以下はアメリカで行われたトランス脂肪酸と肥満に関する研究事例です。

トランス脂肪酸と肥満に関する研究事例①
2003年にアメリカで行われたある研究では、1986年から2年ごとに40~75歳の男性16,587 人を対象とした食生活を含む生活習慣の調査が行われ、1987年と1996年に腹囲を測定し、食事摂取量との関連が調べられました。

その結果、トランス脂肪酸摂取量のエネルギー比2%の増加は、1986年の測定値を個々の基準値として、年齢、腹囲、BMI、9年間の身体活動量及びアルコールで補正後、9年間で0.77cmの腹囲の増加が認められました。

トランス脂肪酸と肥満に関する研究事例②
2007年にやはりアメリカで行われた研究において、1986年と1994年に41~68歳のアメリカの女性看護41,518 人を対象とした食生活を含む生活習慣と体重の調査が行われ、8年間の体重の変化量と脂肪摂取量との関連が調べられました。

その結果、トランス脂肪酸摂取量の増加は、他の脂肪酸と比較して体重を増加させることが示されました。特に調査開始時の体重が重い人にトランス脂肪酸摂取量の影響が大きく、年齢、BMI、身体活動量、閉経の有無など計8項目で補正後、トランス脂肪酸摂取量のエネルギー比1%の増加によって1kgの体重増加が認められました。

※参考 食品安全委員会「新開発食品評価書 食品に含まれるトランス脂肪酸」51p

事例の通り、トランス脂肪酸と胸囲・体重増加の関連性が認められる研究結果はあるものの、これらは、トランス脂肪酸の摂取量が平均的な日本人よりも相当程度多い海外のケースの結果であり、平均的な日本人の摂取量(総エネルギー摂取量の0.3%)においては、上記した疾患・肥満リスクとの関連は明らかになっていません。

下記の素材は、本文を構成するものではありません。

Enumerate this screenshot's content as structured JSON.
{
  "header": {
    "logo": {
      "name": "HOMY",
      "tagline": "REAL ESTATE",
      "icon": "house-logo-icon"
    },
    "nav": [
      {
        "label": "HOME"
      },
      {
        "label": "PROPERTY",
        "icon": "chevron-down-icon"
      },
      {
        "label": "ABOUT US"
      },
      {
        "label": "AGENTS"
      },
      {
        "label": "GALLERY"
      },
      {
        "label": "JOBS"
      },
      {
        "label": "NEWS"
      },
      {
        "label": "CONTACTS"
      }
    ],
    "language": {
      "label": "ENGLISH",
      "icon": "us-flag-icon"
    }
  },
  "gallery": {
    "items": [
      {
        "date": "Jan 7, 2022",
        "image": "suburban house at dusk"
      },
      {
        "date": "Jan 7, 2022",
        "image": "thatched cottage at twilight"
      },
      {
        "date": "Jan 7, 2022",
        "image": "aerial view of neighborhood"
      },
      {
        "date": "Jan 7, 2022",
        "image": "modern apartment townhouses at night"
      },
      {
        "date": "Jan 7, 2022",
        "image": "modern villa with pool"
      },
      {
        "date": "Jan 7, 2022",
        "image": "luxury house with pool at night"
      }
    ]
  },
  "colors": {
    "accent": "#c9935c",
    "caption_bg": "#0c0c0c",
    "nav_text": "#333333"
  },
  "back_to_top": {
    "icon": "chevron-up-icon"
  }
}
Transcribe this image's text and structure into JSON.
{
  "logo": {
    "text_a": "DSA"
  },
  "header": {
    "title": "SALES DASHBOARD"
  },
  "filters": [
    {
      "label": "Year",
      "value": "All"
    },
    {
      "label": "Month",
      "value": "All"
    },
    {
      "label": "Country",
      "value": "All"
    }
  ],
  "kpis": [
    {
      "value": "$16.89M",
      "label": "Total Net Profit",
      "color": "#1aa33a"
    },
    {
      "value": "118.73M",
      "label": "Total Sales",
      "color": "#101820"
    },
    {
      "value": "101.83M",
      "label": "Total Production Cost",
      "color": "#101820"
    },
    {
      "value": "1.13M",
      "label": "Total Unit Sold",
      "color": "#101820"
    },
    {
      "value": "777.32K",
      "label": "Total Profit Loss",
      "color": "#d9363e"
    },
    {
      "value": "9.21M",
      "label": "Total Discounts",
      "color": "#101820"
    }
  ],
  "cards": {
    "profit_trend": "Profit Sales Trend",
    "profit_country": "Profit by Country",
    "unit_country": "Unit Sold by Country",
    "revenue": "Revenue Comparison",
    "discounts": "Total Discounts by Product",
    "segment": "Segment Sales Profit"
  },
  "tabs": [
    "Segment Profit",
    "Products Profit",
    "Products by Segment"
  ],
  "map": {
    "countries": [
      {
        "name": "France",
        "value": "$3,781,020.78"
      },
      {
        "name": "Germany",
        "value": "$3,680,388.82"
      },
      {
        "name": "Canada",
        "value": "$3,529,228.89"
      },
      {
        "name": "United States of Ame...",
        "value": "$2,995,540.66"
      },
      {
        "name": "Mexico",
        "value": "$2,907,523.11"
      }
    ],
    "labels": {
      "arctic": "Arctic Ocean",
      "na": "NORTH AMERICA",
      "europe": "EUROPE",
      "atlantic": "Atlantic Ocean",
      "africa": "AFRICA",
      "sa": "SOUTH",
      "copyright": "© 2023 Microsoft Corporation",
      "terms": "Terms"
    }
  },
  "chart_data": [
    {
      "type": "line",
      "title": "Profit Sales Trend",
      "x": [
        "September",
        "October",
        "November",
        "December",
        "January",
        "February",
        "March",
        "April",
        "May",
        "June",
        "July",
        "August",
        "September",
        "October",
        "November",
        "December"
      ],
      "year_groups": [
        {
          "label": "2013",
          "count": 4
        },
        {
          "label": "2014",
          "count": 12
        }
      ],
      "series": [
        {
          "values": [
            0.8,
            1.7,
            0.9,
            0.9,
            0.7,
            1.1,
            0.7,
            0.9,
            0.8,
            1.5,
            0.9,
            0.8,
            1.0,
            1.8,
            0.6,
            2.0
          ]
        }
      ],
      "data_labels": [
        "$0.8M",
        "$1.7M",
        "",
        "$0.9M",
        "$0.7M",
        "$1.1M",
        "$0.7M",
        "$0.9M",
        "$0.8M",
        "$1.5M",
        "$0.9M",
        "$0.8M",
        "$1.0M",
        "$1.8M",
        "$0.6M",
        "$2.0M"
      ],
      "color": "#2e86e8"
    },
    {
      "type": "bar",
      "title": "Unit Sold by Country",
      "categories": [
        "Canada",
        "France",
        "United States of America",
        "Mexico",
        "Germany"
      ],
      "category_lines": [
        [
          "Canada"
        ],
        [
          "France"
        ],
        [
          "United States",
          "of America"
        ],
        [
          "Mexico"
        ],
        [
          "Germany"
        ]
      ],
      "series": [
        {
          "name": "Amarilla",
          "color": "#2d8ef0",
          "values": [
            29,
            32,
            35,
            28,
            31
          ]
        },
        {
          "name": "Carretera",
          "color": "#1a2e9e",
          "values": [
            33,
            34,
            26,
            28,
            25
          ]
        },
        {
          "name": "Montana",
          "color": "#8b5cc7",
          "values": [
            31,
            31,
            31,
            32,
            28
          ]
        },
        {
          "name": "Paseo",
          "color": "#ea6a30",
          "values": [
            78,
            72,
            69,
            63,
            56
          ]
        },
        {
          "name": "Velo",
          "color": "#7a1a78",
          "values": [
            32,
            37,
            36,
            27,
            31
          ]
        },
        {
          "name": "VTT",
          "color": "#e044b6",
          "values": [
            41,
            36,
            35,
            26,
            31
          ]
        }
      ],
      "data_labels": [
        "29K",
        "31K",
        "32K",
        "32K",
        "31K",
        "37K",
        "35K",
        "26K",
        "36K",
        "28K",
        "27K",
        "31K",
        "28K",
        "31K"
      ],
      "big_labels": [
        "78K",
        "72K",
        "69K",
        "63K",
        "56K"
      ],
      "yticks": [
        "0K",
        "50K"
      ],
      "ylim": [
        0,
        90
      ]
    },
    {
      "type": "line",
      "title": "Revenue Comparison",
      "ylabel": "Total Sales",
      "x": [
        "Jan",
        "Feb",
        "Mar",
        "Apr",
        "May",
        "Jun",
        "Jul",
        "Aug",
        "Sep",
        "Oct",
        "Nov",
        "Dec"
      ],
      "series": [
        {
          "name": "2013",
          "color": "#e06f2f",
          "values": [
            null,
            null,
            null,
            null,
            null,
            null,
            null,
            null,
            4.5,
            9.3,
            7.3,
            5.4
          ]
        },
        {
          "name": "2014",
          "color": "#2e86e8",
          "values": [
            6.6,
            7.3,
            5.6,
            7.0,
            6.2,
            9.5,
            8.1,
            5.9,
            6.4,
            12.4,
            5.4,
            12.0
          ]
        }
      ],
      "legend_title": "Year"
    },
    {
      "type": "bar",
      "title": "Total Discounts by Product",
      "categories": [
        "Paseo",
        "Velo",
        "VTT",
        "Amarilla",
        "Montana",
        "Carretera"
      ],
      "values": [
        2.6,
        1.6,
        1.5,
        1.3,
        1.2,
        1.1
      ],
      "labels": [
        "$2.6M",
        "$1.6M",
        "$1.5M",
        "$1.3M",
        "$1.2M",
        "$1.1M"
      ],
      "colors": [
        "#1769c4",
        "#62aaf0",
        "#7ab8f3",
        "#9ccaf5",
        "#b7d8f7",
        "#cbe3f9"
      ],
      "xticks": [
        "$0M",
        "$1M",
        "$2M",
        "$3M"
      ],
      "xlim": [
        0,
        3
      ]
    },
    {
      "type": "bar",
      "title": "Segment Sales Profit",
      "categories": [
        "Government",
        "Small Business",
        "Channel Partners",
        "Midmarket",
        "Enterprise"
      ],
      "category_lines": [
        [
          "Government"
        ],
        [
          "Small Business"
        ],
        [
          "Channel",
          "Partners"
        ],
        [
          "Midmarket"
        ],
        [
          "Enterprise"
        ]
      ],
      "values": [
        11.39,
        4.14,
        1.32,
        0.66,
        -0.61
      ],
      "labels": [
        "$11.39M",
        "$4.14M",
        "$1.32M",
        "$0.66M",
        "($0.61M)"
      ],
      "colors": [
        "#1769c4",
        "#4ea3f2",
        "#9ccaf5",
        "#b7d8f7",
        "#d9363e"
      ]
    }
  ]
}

3-3. トランス脂肪酸の摂取目安は総エネルギー摂取量の1%未満(約2g)

WHO (世界保健機関)は、心血管系疾患リスクを低減し、健康を増進するための勧告(目標)基準として、トランス脂肪酸の摂取を総エネルギー摂取量の1%未満(1日当たり約2gに相当)に抑えるよう提示しています。

このため、トランス脂肪酸摂取量の水準が懸念される国では規制している国もありますが、日本人のトランス脂肪酸の摂取量は、平均値で総エネルギー摂取量の0.3%であることが判明しており、平成24年3月に食品安全委員会が取りまとめた食品健康影響評価においては、通常の食生活では健康への影響は小さいと考えられています。

よって、マーガリンに含まれるトランス脂肪酸については、あまり神経質にならないでもよいでしょう。

※参考 厚生労働省「トランス脂肪酸に関するQ&A」

4. まとめ

マーガリンはバターに比べ、安価でパンにも塗りやすく、またカロリーオフのものを選べば摂取カロリーも抑えられるなど、優れた点も多い食べ物です。

しかし、お伝えした通り、満足感や腹持ちという点ではバターには劣り、間食をすることになってしまい結果的に太る可能性があることがわかりました。

また、トランス脂肪酸については、日本人の通常の摂取量ではさほど神経質になる必要はありませんが、ショートニングという形で市販のお菓子などに含まれていることも多いので、摂りすぎないよう気をつけるにこしたことはありません。

太らないためには、摂取カロリーが消費カロリーを上回らないようにすることが大切なので、ぜひ毎日の生活に運動を取り入れることも検討してみてくださいね。